Recounts are far more likely in the current system of state-by-state winner-take-all methods.
The possibility of recounts should not even be a consideration in debating the merits of a national popular vote. No one has ever suggested that the possibility of a recount constitutes a valid reason why state governors or U.S. Senators, for example, should not be elected by a popular vote.
The question of recounts comes to mind in connection with presidential elections only because the current system so frequently creates artificial crises and unnecessary disputes.
We do and would vote state by state. Each state manages its own election and is prepared to conduct a recount.
The state-by-state winner-take-all system is not a firewall, but instead causes unnecessary fires.
Given that there is a recount only once in about 160 statewide elections, and given there is a presidential election once every four years, one would expect a recount about once in 640 years with the National Popular Vote. The actual probability of a close national election would be even less than that because recounts are less likely with larger pools of votes.

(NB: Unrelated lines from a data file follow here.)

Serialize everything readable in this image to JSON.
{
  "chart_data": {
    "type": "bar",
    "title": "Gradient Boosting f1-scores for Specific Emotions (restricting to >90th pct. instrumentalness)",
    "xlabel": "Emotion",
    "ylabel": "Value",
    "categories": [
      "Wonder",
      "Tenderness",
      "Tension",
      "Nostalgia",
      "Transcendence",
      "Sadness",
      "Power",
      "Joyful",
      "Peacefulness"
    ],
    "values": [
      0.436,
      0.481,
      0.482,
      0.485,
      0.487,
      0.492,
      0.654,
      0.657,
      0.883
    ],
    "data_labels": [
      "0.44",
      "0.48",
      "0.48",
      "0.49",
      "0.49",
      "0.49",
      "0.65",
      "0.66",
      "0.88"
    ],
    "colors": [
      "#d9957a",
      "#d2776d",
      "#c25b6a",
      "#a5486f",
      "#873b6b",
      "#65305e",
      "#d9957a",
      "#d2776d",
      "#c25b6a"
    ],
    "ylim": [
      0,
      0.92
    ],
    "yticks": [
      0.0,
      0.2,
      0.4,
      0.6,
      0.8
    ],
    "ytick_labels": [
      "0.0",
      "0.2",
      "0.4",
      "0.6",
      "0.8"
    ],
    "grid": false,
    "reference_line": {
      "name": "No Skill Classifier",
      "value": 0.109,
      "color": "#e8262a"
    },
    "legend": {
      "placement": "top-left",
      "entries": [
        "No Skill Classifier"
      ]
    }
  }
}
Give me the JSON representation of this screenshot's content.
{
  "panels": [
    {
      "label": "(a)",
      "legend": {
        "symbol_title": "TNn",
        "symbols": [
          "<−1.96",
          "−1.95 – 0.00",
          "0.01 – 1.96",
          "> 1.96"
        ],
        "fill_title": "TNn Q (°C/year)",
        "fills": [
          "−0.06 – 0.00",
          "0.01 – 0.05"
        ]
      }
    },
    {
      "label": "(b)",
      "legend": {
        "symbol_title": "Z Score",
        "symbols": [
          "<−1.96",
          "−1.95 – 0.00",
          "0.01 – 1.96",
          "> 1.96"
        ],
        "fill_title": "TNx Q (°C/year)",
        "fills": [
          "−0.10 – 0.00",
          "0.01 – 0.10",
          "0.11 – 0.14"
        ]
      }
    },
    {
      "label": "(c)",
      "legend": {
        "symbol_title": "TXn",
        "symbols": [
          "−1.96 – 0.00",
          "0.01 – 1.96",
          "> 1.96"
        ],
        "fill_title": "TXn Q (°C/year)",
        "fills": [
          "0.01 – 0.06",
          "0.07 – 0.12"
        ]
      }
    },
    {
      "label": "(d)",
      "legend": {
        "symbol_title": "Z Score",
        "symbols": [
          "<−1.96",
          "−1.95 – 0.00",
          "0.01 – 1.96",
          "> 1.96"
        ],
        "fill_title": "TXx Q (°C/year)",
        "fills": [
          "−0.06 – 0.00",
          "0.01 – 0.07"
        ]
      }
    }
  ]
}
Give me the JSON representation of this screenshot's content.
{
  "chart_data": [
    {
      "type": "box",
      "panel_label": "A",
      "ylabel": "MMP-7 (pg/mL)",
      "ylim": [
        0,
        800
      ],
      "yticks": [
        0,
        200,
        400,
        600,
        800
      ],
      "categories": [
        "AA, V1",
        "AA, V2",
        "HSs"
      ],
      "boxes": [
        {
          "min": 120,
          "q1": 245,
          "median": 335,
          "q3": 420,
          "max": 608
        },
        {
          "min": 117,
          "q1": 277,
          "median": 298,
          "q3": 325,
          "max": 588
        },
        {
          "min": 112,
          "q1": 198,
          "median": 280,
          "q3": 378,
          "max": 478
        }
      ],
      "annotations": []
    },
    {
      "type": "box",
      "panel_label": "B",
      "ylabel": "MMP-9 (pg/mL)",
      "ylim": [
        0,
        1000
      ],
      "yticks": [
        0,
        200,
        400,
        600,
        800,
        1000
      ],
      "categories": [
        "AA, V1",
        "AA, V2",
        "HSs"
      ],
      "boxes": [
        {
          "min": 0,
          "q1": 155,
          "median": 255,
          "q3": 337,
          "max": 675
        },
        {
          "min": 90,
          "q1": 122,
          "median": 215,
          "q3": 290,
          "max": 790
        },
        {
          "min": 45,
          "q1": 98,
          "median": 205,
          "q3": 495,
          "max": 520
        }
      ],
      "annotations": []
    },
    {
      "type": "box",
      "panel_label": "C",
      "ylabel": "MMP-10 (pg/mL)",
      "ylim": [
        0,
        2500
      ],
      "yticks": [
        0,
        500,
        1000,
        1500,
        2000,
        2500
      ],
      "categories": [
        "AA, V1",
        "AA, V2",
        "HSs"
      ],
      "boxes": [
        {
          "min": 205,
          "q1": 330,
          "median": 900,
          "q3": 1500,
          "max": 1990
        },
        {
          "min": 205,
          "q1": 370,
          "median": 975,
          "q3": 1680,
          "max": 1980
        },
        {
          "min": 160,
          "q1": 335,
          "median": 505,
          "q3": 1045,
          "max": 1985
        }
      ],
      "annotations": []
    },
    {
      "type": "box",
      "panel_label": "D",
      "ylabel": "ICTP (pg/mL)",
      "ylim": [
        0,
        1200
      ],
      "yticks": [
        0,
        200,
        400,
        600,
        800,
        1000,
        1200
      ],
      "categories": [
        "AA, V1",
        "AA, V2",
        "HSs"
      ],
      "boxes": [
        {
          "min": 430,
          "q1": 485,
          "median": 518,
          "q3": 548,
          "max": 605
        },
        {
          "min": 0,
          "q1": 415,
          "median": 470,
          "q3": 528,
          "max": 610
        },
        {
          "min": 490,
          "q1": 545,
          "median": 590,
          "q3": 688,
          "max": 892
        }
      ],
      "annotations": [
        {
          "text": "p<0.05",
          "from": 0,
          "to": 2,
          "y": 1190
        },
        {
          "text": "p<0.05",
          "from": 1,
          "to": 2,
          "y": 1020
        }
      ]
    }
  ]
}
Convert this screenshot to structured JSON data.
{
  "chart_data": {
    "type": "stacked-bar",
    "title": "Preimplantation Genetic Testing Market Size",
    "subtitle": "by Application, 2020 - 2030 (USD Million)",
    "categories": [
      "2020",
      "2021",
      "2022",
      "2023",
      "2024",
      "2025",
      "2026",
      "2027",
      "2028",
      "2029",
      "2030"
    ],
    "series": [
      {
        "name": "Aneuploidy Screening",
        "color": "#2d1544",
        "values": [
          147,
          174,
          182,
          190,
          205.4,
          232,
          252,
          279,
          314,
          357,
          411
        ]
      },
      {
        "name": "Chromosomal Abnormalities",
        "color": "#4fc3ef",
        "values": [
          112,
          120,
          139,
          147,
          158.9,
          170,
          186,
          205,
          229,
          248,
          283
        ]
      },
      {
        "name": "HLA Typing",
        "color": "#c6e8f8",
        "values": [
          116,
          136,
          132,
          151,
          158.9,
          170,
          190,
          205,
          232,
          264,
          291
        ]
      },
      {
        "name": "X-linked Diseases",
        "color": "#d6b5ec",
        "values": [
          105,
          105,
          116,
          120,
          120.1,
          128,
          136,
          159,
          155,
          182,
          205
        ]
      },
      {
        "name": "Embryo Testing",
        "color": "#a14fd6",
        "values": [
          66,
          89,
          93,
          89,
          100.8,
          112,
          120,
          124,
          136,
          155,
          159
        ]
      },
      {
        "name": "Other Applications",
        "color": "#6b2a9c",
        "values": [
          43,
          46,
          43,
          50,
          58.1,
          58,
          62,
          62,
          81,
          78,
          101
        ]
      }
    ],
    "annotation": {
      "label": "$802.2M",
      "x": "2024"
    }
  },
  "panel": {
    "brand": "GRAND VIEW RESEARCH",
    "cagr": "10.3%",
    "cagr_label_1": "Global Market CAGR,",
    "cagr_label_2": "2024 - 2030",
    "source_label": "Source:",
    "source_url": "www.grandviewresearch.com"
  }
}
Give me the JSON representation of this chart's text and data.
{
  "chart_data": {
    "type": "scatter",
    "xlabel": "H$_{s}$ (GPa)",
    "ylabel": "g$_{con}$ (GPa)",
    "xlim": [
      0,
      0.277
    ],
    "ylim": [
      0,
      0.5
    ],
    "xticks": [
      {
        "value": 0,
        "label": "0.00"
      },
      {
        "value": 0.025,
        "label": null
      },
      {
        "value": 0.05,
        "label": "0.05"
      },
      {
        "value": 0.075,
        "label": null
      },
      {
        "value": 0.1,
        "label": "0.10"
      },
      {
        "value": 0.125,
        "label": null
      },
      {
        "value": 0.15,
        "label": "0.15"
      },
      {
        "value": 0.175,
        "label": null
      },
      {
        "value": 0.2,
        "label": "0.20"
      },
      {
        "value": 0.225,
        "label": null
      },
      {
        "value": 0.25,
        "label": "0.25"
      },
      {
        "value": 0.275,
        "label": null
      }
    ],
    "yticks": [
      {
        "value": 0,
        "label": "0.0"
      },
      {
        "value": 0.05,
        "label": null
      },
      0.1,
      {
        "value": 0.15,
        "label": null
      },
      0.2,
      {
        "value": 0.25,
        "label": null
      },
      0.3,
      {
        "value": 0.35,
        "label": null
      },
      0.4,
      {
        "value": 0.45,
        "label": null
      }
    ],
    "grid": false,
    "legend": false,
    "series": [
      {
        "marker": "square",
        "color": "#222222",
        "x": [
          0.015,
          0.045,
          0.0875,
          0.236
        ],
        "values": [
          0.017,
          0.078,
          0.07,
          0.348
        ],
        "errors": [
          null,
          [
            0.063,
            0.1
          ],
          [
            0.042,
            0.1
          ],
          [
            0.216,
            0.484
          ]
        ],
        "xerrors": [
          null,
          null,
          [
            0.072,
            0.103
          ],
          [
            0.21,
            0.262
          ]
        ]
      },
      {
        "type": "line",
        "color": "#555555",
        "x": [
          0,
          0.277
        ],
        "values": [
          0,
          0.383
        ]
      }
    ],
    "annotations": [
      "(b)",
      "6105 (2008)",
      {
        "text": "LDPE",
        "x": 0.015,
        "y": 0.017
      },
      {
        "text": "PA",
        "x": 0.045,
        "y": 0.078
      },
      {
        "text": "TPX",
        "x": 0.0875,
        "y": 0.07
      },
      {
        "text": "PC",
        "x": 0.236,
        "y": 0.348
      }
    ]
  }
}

The average change in the margin of victory as a result of a statewide recount was a mere 296 votes in a 10-year study of 2,884 elections.
No recount would have been warranted in any of the nation’s 56 previous presidential elections if the outcome had been based on the nationwide count.
The common nationwide date for meeting of the Electoral College has been set by federal law as the first Monday after the second Wednesday in December. With both the current system and the National Popular Vote, all counting, recounting, and judicial proceedings must be conducted so as to reach a "final determination" prior to the meeting of the Electoral College.